O professor de Birmingham nota que a escolha de um premiê de fora da política em momentos de crise não é novidade na Itália. Aconteceu em 1993, com Carlo Azeglio Ciampi, em 1995, com Lamberto Dini, e em 2011, com Mario Monti, e entre outras causas, procura acalmar os credores (a Itália tem uma dívida pública de 159% do PIB).

Draghi se destacou de seus antecessores “tecnocratas” ao nomear um gabinete majoritariamente indicado pelos membros da coalizão, numa estratégia para “forçar os partidos a assumirem responsabilidades”, afirma Albertazzi.

O que surpreendeu o cientista político, porém, foi a concessão aos “suspeitos de sempre”. “Ele nomeou figuras controversas que estão no poder há anos, em vez de forçar os partidos a indicarem novos nomes, mais mulheres”, opina.

Embora considere inevitáveis fortes disputas internas no novo governo —“por mais dinheiro que venha, não dará para a prioridade de todos”—, o professor lembra que, a partir de julho, há uma blindagem de seis meses por causa das eleições presidenciais, o que manteria a coligação unida “à força”.

No melhor cenário, Draghi pode comandar uma retomada vigorosa da economia e se tornar presidente da Itália no futuro.

No pior, “e, infelizmente, o mais provável, dado o histórico da política italiana”, o milagre que todos esperam de “Super Mario” (como foi apelidado o novo premiê) não acontece: “Todos se jogam em cima do prato para garantir uma linguiça para alimentar seu eleitorado, e o dinheiro do fundo acaba mal usado, em interesses setoriais em vez de em um plano nacional”.

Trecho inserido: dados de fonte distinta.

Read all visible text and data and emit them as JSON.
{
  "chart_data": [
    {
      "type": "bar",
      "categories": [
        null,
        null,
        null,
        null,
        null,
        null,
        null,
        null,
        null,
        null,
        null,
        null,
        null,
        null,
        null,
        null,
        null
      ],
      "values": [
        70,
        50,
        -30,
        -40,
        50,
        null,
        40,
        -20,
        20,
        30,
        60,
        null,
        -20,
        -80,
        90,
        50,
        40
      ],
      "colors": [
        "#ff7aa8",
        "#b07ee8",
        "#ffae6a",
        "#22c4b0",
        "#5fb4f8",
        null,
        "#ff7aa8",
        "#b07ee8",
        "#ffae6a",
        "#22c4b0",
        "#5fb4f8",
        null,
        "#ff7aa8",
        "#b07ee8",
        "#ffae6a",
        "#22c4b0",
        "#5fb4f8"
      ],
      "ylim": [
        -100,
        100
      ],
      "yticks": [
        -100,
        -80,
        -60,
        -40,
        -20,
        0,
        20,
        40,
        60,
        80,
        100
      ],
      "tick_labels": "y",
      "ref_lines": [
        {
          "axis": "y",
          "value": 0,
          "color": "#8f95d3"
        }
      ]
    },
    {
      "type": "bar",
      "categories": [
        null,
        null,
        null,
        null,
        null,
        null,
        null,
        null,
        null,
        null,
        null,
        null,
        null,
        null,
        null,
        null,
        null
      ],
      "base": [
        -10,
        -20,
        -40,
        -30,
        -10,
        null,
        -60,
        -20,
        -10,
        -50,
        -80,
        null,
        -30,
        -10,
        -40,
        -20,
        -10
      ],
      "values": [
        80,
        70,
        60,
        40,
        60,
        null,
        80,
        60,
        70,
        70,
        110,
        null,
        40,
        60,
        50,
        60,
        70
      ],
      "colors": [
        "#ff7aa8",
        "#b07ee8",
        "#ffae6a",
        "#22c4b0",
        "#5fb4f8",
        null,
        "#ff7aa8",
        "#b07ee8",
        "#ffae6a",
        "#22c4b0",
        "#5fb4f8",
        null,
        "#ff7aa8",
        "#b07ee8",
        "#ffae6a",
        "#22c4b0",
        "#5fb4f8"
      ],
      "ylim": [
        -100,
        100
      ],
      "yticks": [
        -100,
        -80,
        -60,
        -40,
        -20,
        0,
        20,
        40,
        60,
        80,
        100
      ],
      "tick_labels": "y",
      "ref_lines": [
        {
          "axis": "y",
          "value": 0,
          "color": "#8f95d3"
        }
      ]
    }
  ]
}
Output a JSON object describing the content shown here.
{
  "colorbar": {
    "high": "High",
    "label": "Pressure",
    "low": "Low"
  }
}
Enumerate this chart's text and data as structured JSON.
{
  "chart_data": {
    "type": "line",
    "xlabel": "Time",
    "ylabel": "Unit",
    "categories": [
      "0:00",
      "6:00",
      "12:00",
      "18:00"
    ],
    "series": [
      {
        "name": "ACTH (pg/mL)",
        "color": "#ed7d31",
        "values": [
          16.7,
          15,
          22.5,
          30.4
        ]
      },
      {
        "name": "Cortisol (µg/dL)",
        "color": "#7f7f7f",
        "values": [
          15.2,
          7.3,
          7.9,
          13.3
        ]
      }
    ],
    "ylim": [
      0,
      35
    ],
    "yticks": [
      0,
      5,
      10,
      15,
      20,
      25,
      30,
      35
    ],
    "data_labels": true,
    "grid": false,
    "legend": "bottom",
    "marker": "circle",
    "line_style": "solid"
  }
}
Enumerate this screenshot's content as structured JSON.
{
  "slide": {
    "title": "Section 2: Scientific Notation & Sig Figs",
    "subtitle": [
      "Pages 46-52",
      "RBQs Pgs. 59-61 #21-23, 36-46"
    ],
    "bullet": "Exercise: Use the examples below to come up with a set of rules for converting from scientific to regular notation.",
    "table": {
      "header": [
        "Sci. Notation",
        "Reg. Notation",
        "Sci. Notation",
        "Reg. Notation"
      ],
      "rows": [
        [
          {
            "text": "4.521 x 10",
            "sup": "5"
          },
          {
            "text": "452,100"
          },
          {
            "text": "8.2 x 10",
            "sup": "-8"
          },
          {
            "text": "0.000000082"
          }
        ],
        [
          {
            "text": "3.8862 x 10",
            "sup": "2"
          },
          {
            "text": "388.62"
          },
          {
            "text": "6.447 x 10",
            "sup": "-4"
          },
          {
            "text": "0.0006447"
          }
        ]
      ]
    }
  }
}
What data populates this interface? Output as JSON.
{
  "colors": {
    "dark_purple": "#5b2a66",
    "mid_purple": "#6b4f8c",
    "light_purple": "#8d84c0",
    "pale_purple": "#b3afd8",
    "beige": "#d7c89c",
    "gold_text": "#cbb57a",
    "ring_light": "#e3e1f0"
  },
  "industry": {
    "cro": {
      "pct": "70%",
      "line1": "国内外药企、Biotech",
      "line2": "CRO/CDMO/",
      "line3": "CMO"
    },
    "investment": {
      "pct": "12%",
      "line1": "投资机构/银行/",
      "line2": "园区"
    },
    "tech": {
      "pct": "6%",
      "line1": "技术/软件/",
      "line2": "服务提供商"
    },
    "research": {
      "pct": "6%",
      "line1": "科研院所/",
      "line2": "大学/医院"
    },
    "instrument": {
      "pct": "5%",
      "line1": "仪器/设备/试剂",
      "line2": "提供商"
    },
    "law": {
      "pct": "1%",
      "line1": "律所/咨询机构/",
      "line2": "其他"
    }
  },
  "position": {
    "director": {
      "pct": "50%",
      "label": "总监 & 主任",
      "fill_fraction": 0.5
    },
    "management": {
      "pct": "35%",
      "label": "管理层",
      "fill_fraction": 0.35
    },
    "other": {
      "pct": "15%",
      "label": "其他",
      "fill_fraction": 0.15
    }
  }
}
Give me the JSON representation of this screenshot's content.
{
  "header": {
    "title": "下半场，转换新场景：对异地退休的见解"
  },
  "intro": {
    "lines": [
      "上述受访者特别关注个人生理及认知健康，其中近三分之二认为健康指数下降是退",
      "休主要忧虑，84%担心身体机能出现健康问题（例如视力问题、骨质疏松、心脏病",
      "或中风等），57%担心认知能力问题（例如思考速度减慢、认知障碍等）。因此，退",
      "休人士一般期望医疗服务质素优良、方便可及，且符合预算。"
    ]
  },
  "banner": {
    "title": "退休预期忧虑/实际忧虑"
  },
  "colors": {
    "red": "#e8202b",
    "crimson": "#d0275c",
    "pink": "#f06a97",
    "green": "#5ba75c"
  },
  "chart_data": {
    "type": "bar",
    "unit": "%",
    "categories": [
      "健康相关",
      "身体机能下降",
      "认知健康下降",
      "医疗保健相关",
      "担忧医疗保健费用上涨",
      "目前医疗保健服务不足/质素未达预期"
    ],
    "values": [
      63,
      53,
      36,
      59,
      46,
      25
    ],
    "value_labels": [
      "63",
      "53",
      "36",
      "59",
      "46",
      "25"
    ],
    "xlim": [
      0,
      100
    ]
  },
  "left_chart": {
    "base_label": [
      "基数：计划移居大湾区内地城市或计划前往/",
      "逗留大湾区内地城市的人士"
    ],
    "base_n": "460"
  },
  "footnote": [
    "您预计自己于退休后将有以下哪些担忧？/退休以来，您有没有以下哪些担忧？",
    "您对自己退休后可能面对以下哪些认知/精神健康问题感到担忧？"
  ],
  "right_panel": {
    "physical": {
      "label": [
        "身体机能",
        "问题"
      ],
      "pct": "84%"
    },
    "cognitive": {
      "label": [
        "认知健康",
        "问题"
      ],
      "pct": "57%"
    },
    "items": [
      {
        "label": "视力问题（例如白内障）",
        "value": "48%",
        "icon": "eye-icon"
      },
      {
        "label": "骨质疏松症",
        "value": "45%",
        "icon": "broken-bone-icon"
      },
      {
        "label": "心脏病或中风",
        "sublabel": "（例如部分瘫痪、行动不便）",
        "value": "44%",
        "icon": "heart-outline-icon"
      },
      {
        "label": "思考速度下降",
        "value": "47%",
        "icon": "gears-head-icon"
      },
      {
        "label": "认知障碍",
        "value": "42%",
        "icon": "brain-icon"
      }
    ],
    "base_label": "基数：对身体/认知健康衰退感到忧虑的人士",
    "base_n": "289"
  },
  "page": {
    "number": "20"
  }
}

Em qualquer caso, Albertazzi vê riscos também na ideia de que é preciso um tecnocrata para salvar o país, que mostra o quão baixo desceu a credibilidade dos políticos. “No passado, isso fez crescer o Movimento 5 Estrelas [populista antissistema], e sempre há outros à espera para aproveitar essa oportunidade”, aponta o cientista político.